Willie Cory Godbolt, 35, remains jailed without bond as he has been since his arrest May 28, shortly after the fatal shootings that started after witnesses say Godbolt was arguing with his estranged wife.

The killings May 27 and 28 occurred at three homes in and around the south Mississippi city of Brookhaven, about 70 miles (110 kilometers) south of Jackson. A deputy responded to a disturbance call at Godbolt's in-laws' home, and the shootings started there.

Deputy William Durr, Godbolt's mother-in-law Barbara Mitchell and two others were killed at the first home. Two cousins, an 11-year-old and an 18-year-old, were killed at the second home. A husband and wife were slain at the third home.

Judge Bryan Harbour heard testimony Wednesday from a state law enforcement officer who helped investigate at two of the three houses.
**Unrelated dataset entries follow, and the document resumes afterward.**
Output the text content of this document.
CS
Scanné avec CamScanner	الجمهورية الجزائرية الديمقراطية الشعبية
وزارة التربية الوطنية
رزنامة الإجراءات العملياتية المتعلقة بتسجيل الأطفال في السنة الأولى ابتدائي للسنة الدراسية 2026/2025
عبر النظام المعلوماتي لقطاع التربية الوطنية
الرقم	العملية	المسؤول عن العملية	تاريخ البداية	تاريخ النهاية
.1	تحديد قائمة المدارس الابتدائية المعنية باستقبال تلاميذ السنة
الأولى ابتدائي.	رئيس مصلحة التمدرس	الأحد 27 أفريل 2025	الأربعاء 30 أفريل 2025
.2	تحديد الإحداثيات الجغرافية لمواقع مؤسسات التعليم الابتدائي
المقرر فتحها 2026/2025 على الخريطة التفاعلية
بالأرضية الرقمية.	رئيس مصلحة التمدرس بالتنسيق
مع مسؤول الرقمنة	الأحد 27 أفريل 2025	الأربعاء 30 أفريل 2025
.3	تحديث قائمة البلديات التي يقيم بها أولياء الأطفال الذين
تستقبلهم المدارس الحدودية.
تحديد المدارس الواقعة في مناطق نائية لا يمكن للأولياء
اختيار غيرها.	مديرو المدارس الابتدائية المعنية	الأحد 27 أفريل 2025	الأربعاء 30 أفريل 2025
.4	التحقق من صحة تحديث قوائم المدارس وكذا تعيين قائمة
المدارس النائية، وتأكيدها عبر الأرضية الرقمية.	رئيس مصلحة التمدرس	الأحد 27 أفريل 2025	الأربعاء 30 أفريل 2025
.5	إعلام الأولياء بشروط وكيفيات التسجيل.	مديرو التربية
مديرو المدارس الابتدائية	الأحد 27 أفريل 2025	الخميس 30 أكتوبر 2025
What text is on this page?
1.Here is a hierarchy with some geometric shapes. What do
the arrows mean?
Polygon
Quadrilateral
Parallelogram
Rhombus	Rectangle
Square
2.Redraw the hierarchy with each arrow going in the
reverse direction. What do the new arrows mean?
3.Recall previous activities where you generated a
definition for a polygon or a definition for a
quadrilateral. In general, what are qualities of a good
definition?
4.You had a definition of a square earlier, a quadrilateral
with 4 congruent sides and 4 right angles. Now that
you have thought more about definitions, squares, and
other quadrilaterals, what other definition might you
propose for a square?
Jason Leggett, the officer from the Mississippi Bureau of Investigation, which is part of the Highway Patrol, identified Godbolt as the suspect in all of the killings.

"I find that the state has successfully convinced me that eight crimes were committed and that Mr. Godbolt committed those crimes," the judge said, though he noted the probable cause hearing was not a trial.

There was a heavy police presence at the hearing and about 50 friends and relatives of the victims packed the courtroom. One teenage girl started crying when a shackled Godbolt walked in. Though he wore an orange jail jumpsuit to the courthouse, he had on a yellow golf shirt and khaki pants during the hearing. Most of the audience sat quietly. Godbolt showed no emotion.

He is charged with one count of capital murder, which could carry the death penalty, in the deputy's killing. He's also charged with seven counts of murder, which could carry life without parole.

"This was just a preliminary hearing. We have a long, long way to go," one of Godbolt's defense attorneys, Paul Luckett, said after court.

Outside the courtroom after the hearing Wednesday, Shon Blackwell said he and his family have been seeking comfort in God since his son, 18-year-old Jordan Blackwell, was killed at the second home.

"We just keep praying. That's what's been carrying us," said Blackwell, an assistant pastor at a Missionary Baptist church attended by many of the victims.

Moments after he was arrested May 28, a handcuffed Godbolt told a reporter from The Clarion-Ledger, on video, that someone in the first house called law enforcement while he was talking to his wife and in-laws about his wish to take his children home.

"My pain wasn't designed for him. He was just there," Godbolt said of the deputy.

Godbolt also said in the video: "My intentions was to have God kill me. I ran out of bullets. Suicide by cop was my intention. I ain't fit to live, not after what I done."


This story has been corrected to show a total of eight people were killed.